Dad must have been pretty worked up but I am only just starting to see it. I knew he would have to go to the funeral and not come after me. I sure left him carrying the can that day.

But what he didn’t know is that I rode around and around until I got to your place. And then I went into the backyard and hid my bike between the bushes and the shed and I climbed up into my tree house and hid there. And the funeral was happening and I wasn’t there.

I stayed in the tree house looking at the back door and I knew the time would come when you would call out for me to come in for tea like you always did. But you didn’t call. No matter how long I waited.

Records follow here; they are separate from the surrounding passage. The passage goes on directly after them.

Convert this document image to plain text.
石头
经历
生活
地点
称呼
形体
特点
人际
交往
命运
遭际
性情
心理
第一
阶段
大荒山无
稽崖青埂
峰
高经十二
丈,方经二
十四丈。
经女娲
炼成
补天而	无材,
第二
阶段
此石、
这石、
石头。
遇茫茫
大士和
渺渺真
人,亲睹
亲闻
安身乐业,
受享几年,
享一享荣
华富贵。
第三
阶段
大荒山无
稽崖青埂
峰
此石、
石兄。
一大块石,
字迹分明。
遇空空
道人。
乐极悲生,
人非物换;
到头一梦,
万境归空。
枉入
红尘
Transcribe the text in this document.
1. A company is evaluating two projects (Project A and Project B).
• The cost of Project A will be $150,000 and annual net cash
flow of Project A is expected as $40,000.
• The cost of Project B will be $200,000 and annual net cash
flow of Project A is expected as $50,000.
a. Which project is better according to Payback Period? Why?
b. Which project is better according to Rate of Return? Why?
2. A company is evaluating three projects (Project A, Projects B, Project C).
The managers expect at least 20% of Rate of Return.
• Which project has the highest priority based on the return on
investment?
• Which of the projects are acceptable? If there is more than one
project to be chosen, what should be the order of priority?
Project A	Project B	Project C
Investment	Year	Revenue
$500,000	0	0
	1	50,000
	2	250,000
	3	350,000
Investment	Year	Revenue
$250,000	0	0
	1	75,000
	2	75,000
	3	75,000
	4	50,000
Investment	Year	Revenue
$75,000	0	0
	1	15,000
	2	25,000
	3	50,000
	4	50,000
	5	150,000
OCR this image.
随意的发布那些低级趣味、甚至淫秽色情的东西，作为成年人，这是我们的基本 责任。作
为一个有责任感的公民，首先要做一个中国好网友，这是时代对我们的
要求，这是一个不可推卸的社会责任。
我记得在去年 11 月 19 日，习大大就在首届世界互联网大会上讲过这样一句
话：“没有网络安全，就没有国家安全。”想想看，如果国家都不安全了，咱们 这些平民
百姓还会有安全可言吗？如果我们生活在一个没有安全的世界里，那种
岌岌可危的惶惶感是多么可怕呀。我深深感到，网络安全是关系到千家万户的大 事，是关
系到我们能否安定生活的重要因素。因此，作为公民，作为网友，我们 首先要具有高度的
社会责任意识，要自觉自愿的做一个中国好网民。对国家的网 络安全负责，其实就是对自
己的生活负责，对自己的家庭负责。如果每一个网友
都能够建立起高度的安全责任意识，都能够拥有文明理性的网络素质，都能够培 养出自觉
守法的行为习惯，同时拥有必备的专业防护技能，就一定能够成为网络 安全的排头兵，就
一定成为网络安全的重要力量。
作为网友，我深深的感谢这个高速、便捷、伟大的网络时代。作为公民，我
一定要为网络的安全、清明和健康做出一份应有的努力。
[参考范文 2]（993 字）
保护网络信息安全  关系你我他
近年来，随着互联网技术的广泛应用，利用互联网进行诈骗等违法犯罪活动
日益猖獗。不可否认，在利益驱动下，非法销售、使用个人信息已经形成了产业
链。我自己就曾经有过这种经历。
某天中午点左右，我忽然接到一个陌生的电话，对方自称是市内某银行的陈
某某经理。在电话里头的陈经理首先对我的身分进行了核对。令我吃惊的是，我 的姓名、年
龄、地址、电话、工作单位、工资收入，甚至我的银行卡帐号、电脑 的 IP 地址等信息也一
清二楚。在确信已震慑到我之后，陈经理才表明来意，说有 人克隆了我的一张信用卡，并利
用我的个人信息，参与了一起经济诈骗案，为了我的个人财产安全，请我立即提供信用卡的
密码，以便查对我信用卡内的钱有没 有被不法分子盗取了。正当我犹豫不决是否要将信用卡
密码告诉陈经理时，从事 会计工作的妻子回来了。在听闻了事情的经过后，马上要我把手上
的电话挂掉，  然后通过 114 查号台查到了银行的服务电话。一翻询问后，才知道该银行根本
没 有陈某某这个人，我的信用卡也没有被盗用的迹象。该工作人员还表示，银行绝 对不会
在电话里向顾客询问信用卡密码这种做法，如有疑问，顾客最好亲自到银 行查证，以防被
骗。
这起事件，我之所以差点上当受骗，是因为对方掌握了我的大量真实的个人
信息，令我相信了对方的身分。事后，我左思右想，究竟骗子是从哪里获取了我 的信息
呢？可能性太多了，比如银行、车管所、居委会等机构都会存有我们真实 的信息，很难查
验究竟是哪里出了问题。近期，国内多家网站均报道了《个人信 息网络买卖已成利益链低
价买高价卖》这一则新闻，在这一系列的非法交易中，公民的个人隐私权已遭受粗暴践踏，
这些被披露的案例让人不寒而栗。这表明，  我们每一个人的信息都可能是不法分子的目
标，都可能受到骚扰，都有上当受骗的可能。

Dad came looking for me and was calling around the yard but I was not going to answer, no way, and then he kind of drooped onto the back step. He sat there looking up at the tree house for ages. I thought he must have seen me but I was in a war zone and I was not going to lose this one. When it finally got dark he left.

I knew that you wouldn’t come calling out for me but still I waited for you to do it. Nobody could see me crying and somehow I went to sleep until the cold woke me up in the dark. I sat and shivered until the morning when you always opened up the back door. I knew it wasn’t going to happen but I waited anyway.

When the time for opening the door was gone, I got down from the tree house and rode home and didn’t say anything to Dad. I knew that I was as closed up as an oyster and all Dad had was a bus ticket. That is why you didn’t see me at the funeral.

Three years later and I still hate myself.

Clem.

FRIDAY, JUNE 19

Dear Gram

It’s Friday night and I’m sitting here at home.

It’s not really home. It’s just a house and sometimes I’m here and sometimes Dad is here and sometimes we are both here. Even if we’re both here we don’t share the same space. How do I even get close?

So I’m sitting here waiting for some mercy to come my way. And it’s Friday night. How bad is that?

Anyway, I got this buzz of something inside me and I can’t make it sit still long enough to understand it. All I know is that here I am in Dad’s house and it’s not really my place and not really my time. Well, my time better not be too far off. And that’s it for Friday.

By now I must have a box full of bus tickets.

Clem the Thinking Clam.

SATURDAY, JUNE 20
INTER-GALACTIC SUPER-SATURDAY

Dear Gram

It’s Saturday night and I am hungry. Man-o-man, am I hungry. I’ve already cooked up three of those chicken things with the butter and garlic inside and I am still hungry.

That’s what love can do to you. Love, sweet love. Her name is Violet.

This morning I decided to wander around the shops coz Dad’s place is pretty boring. Perhaps I’ll see the Rev go past on his Aprilia with a little koala on the back. So I wandered around the plaza and I bought a smoothie. People everywhere in there and noise coming from all over, but all I could see was this one person sitting there in the smoothie bar. Violet. Long hair, soft and shiny. Eyes that I just wanted to look at. Saturday morning and there she was.